É nas páginas desse ninho de inquietos intelectuais provincianos que vai se projetar a figura de Tristão Barros. Farmacêutico formado em 1923, no Recife, quando foi o orador da turma, antecipando ali suas inclinações literárias. Seu estilo ágil mostra nos seus Rabiscos não apenas o leitor atento, mas o bom condutor de idéias no ofício de manejar as palavras, com sua visão aguçada, vazada num bom humor que usa como forma de untar seu texto com a sutileza da persuasão. Um bom exemplo é a sua pequena crônica, uma leitura de Os três cegos, livro de Mendes Martins. Bom observador, compara a cegueira do cego com a cegueira do ignorante e num requinte irônico de distinção, atira certeiro:

O cego é um eterno encarcerado. O ignorante é um cego também, um prisioneiro, então. Ele enxerga, porém não vê e é melhor ser cego de nascença do que nascer enxergando e morrer sem ver nada.

Moderno para seu tempo de quase cem anos, abre espaço para a poesia e a prosa das senhoras e das moças de Currais Novos, como os poemas de Sinhá Coelho e Olívia Mello, assim como assume, corajosamente, a estranha beleza da poesia de Jorge Fernandes com seu pobre cão de patas calosas ladrando para a solidão das serras.

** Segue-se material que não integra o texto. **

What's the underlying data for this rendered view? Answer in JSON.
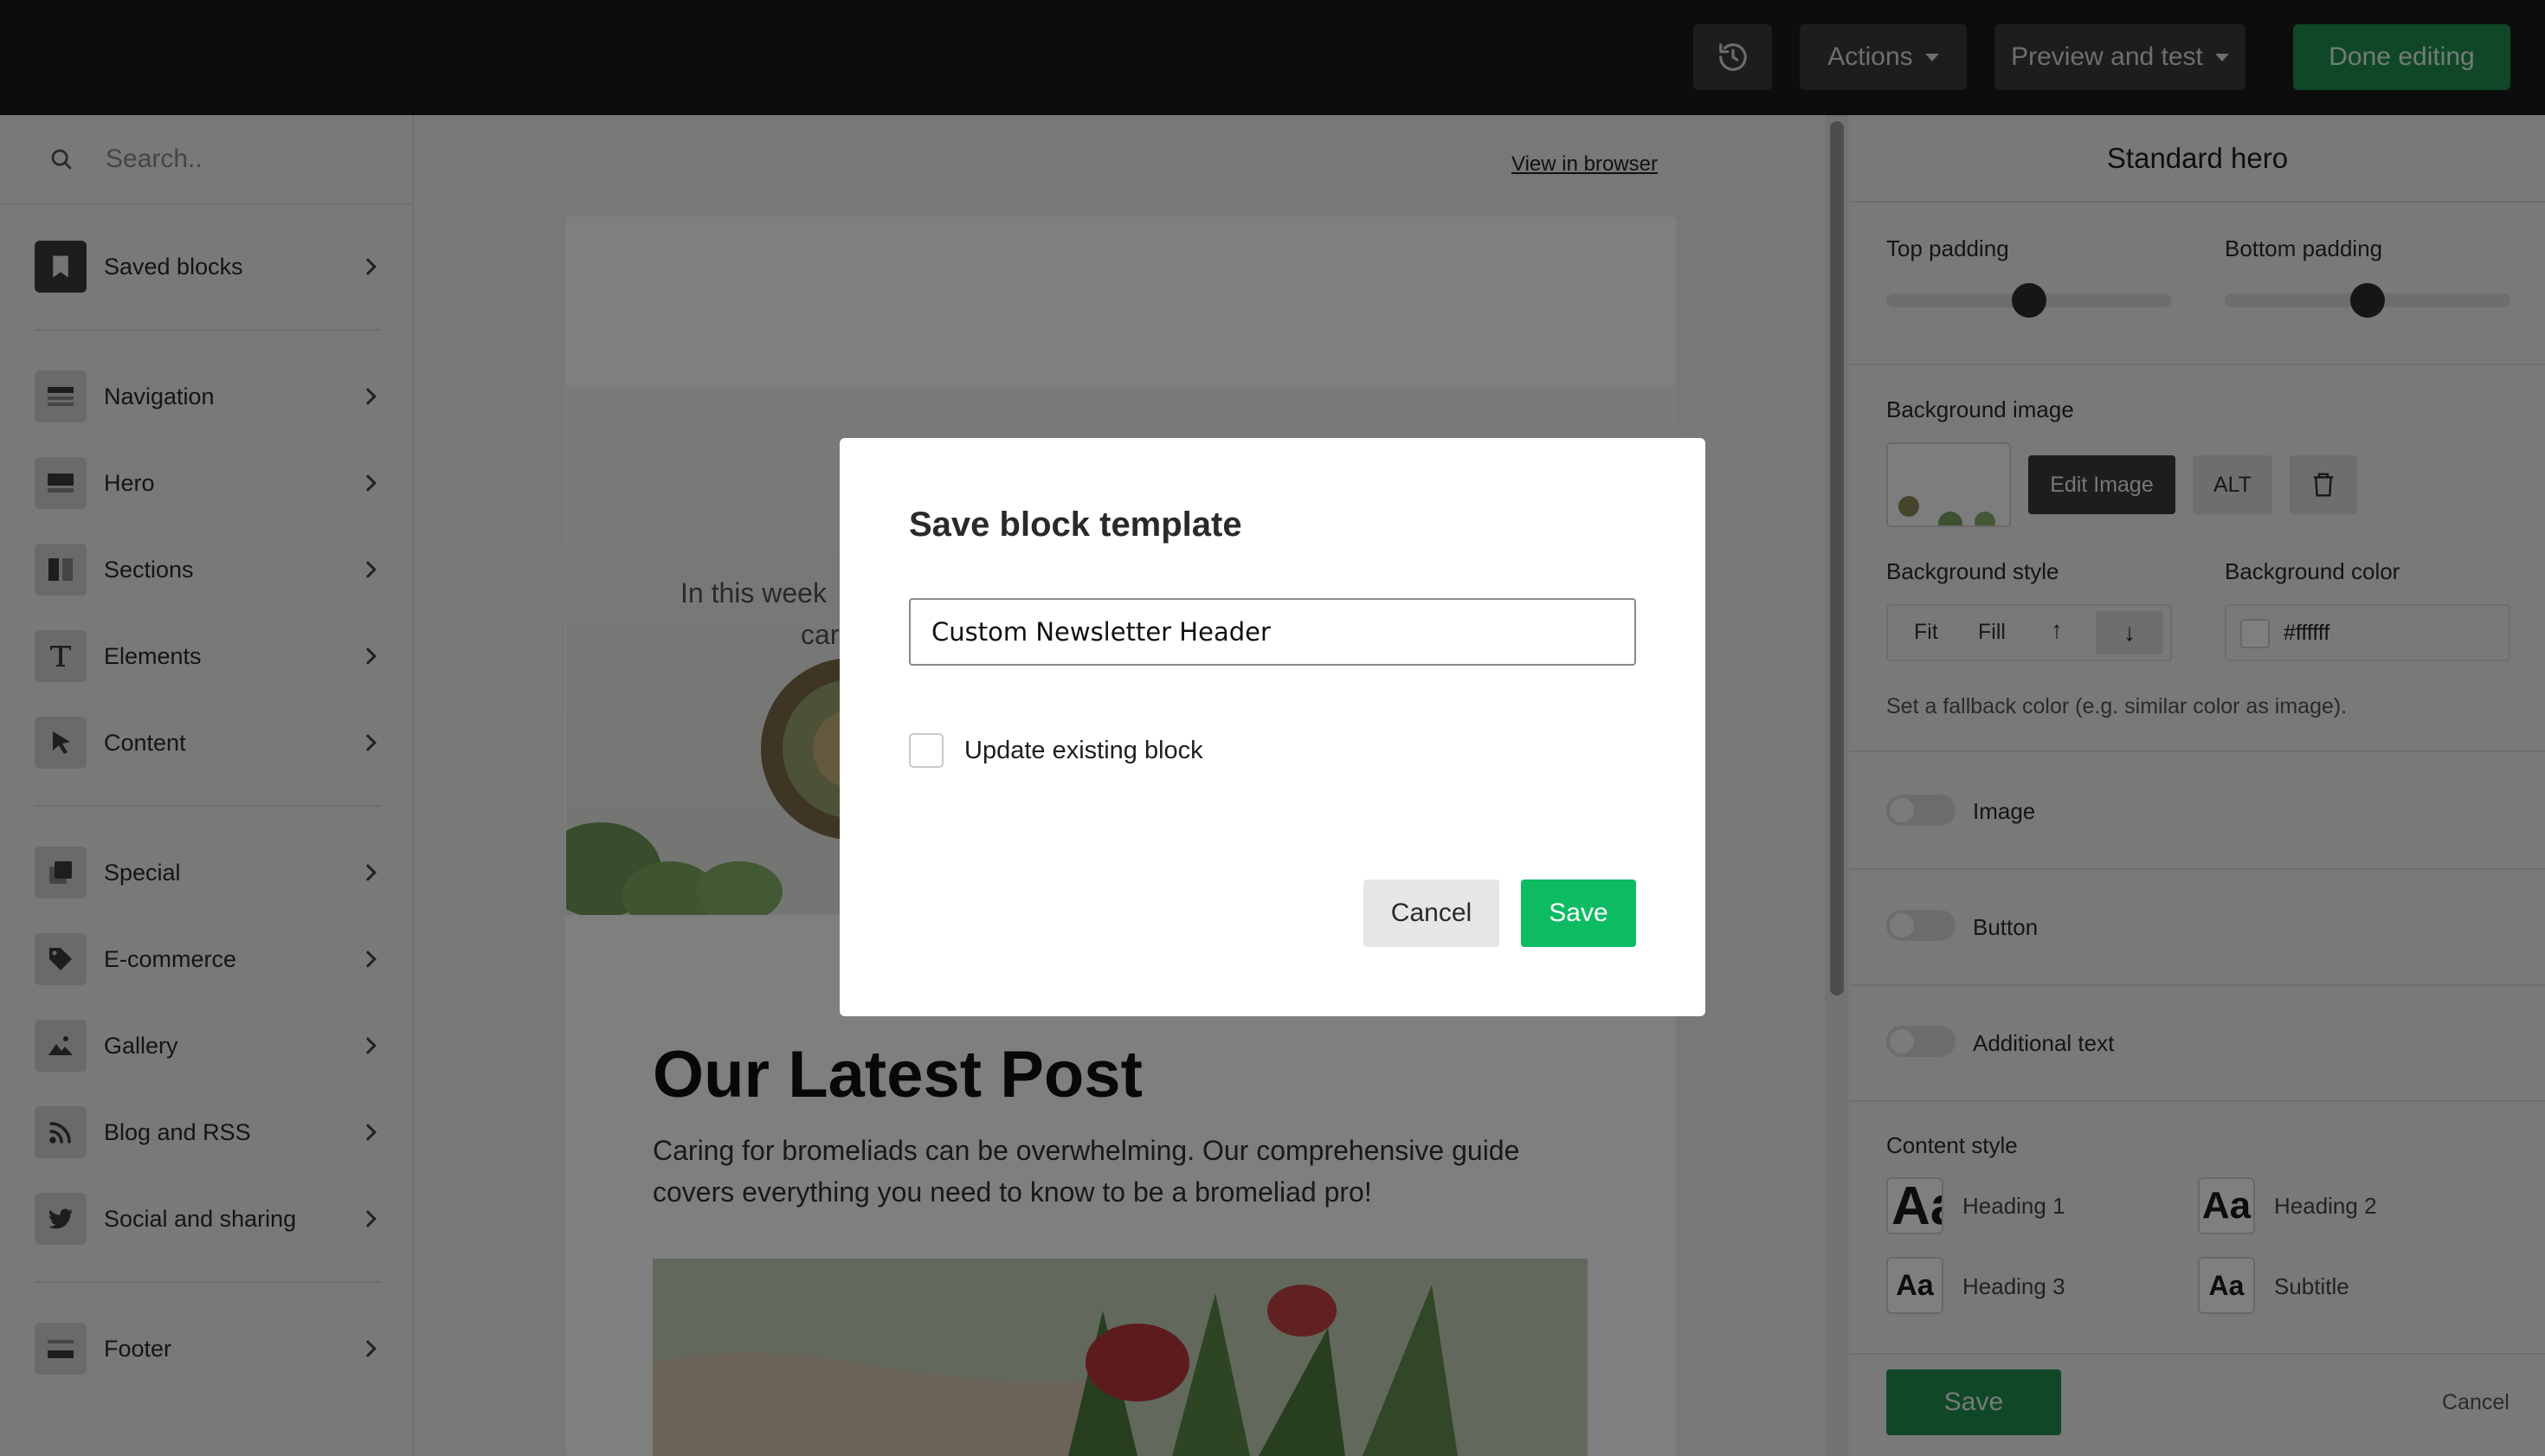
{
  "topbar": {
    "actions_label": "Actions",
    "preview_label": "Preview and test",
    "done_label": "Done editing"
  },
  "sidebar": {
    "search_placeholder": "Search..",
    "items": [
      {
        "label": "Saved blocks",
        "icon": "bookmark-icon"
      },
      {
        "label": "Navigation",
        "icon": "navigation-block-icon"
      },
      {
        "label": "Hero",
        "icon": "hero-block-icon"
      },
      {
        "label": "Sections",
        "icon": "sections-block-icon"
      },
      {
        "label": "Elements",
        "icon": "text-t-icon"
      },
      {
        "label": "Content",
        "icon": "cursor-icon"
      },
      {
        "label": "Special",
        "icon": "special-block-icon"
      },
      {
        "label": "E-commerce",
        "icon": "tag-icon"
      },
      {
        "label": "Gallery",
        "icon": "image-mountain-icon"
      },
      {
        "label": "Blog and RSS",
        "icon": "rss-icon"
      },
      {
        "label": "Social and sharing",
        "icon": "twitter-bird-icon"
      },
      {
        "label": "Footer",
        "icon": "footer-block-icon"
      }
    ]
  },
  "canvas": {
    "view_in_browser": "View in browser",
    "hero_text_line1": "In this week",
    "hero_text_line2": "car",
    "post_title": "Our Latest Post",
    "post_body_line1": "Caring for bromeliads can be overwhelming. Our comprehensive guide",
    "post_body_line2": "covers everything you need to know to be a bromeliad pro!"
  },
  "panel": {
    "title": "Standard hero",
    "top_padding_label": "Top padding",
    "top_padding_value": 0.5,
    "bottom_padding_label": "Bottom padding",
    "bottom_padding_value": 0.5,
    "bg_image_label": "Background image",
    "edit_image_label": "Edit Image",
    "alt_label": "ALT",
    "bg_style_label": "Background style",
    "style_fit": "Fit",
    "style_fill": "Fill",
    "bg_color_label": "Background color",
    "bg_color_value": "#ffffff",
    "fallback_hint": "Set a fallback color (e.g. similar color as image).",
    "toggles": [
      {
        "label": "Image",
        "on": false
      },
      {
        "label": "Button",
        "on": false
      },
      {
        "label": "Additional text",
        "on": false
      }
    ],
    "content_style_label": "Content style",
    "styles": [
      {
        "sample": "Aa",
        "label": "Heading 1"
      },
      {
        "sample": "Aa",
        "label": "Heading 2"
      },
      {
        "sample": "Aa",
        "label": "Heading 3"
      },
      {
        "sample": "Aa",
        "label": "Subtitle"
      }
    ],
    "save_label": "Save",
    "cancel_label": "Cancel"
  },
  "modal": {
    "title": "Save block template",
    "input_value": "Custom Newsletter Header",
    "checkbox_label": "Update existing block",
    "checkbox_checked": false,
    "cancel_label": "Cancel",
    "save_label": "Save"
  },
  "colors": {
    "accent_green": "#0dbb63",
    "done_green": "#1f8f4e",
    "topbar_bg": "#1b1b1b"
  }
}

Oitenta e sete anos depois, o sonho do editor Abimael Silva e a saudade de Genibaldo Barros sopram vida neste Ninho das Letras. E dele voam, outra vez, agora num milagre de transcendência, os pássaros que estavam pousados no sono de quase um século de silêncio e afeição.

Natal, junho de 2012, quando ardem as fogueiras de São João.